As irmãs e esposa em oração todo
o tempo. Os filhos apontados na escola entre cochichos de pais dos colegas.
Dona Lourdes dizia que os “dedos das mãos eram muitos para contar os amigos que
tiveram coragem de se aproximar do jornalista para dar apoio.”
Como caçula, com 11 anos à
época, tentava compreender o que se passava. Não podia ver um papel em cima da
mesa que lia. Nada escapava à busca de entendimento: cartas, documentos,
manuscritos. A curiosidade era tanta que fui enviada para Nova Jersey para passar
alguns meses longe daquele clima.
Ari Cunha sofreu tanto à época
que apenas uma afta o deixou calado. Ela lhe ocupava toda a boca. Lourdes, que
era enfermeira, preparava um shake salgado para dar de almoço, a cada gole,
lágrimas escorriam pelo rosto do jornalista.

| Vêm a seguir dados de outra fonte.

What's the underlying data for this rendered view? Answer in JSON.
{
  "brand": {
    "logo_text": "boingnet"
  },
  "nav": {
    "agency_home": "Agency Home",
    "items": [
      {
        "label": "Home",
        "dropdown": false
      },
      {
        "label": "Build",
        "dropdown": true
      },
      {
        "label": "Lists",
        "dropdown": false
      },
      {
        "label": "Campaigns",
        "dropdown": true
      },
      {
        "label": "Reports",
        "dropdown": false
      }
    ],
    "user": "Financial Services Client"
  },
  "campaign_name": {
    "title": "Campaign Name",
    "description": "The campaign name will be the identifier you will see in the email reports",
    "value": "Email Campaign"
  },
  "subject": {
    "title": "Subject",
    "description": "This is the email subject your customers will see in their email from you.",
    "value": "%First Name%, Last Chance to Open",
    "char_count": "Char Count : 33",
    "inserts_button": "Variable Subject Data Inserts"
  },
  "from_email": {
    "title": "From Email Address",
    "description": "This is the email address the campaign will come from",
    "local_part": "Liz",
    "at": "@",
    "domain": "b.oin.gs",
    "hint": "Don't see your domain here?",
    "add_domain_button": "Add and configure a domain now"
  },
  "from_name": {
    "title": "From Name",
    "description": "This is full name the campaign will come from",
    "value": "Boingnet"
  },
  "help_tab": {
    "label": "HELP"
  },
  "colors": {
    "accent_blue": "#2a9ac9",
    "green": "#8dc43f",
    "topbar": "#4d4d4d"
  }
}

Mas as orações começaram a dar resultado. O responsável pela promotoria conseguiu um emprego bem melhor e foi para outra jurisdição. O advogado pioneiro, Celio Silva, brilhante no processo, trouxe, depois de um tempo que durou quase uma eternidade, a paz à família. Esse é um breve contexto do momento quando chegou a carta que vocês lerão a seguir. A foto da carta está logo a seguir. Peço aos revisores que mantenham a gramática da época. BH, 30.09.72
Meu caro Ari Cunha,
Kafka, o sombrio e notável
escritor tcheko, desaparecido em 1924, escreveu um romance trágico, o Processo,
no qual o personagem central era meu homônimo, pois se chamava JK. O crime
imaginário que lhe imputaram truxe-lhe taes torturas moraes que, ao fim de
alguns anos ele sucumbiu, vítima de um terrível nervous breakdown que o levou
ao suicídio.
Eu, pilherando, digo: si eu não
tivesse nervos que se assemelhassem a fios de aço, não possuísse um estomago de
avestruz que digere blocos de pedra e não me ornasse o peito um coração do
arcanjo S. Miguel, não teria resistido às investidas que Kafka idealizou em
1924 e que me parece foram copiadas do memorável romance do autor tcheko.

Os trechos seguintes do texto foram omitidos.